Many of the comparisons corroborate the model of evolution that biologists currently hold: that Archaea diverged from the Bacteria long ago and that the Eukarya later evolved from within the Archaea.
Two major endosymbiotic events between the Archaea and the Bacteria resulted in eukaryotic cells having mitochondria and chloroplasts. In addition to these two large tangles in the branches between Archaea and Bacteria, there are many more smaller tangles that show a phenomenon called lateral gene transfer. For example, Archaean species have genes that have been recently derived from Bacteria, and Eukarya also have a number of genes that are of relatively recent Bacterial origin. This DNA sequence data has provided the evidence that lateral gene transfer occurred repeatedly throughout evolution.
For scientists, the lateral transfer of genes has turned lines of descent in the tree of life into a vast and complex network of relationships.

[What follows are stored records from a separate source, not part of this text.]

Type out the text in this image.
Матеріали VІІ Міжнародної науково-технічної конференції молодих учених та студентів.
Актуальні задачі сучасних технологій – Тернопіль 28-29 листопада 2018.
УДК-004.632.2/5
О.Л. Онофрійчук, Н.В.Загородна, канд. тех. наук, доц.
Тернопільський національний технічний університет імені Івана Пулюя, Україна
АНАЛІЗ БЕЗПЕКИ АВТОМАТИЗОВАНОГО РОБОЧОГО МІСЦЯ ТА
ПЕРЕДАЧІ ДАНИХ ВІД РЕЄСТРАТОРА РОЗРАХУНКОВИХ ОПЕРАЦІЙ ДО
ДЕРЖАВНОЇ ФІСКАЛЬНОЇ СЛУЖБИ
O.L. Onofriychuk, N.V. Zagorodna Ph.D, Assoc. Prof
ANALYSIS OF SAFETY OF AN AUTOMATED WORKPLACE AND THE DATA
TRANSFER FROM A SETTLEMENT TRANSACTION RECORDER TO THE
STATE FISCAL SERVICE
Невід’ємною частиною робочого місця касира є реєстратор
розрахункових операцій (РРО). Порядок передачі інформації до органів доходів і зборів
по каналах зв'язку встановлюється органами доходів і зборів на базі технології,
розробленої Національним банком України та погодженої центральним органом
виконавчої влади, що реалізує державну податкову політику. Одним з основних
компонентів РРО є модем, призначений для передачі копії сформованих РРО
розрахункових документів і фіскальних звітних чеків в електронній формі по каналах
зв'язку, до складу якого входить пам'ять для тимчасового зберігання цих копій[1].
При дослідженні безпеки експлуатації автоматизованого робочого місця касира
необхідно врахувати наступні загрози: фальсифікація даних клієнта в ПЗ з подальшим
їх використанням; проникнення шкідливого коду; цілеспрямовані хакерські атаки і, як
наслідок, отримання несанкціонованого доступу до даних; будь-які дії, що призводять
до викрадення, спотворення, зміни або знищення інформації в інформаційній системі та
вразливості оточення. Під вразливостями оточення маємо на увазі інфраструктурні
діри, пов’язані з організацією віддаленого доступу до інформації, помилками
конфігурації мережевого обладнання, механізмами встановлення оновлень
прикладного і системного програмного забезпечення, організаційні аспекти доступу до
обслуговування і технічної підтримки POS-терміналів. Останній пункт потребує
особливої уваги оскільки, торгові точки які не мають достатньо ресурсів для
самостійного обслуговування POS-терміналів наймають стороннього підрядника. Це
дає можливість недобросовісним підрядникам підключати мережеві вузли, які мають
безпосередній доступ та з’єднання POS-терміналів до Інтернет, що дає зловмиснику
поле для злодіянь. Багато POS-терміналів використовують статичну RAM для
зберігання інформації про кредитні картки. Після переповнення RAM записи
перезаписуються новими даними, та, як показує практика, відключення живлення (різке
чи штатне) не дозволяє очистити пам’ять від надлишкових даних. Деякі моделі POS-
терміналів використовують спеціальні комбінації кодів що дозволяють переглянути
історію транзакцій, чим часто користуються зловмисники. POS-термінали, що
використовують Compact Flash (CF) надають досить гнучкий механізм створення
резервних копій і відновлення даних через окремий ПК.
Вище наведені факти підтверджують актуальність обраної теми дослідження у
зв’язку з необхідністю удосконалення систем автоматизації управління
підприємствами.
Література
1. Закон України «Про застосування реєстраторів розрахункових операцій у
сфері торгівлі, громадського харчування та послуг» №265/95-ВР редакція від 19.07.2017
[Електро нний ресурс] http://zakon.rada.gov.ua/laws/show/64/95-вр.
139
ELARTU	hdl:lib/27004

Yet it is debatable whether lateral gene transfer has seriously complicated attempts to resolve the tree of prokaryotic life. While it complicates studies in some individual species, it need not present problems at higher levels. Nucleotide sequence comparisons involving entire genomes are revealing a stable core of crucial genes that are uncomplicated by lateral gene transfer. Gene trees based on this stable core more accurately reveal relationships of the organismal phylogeny.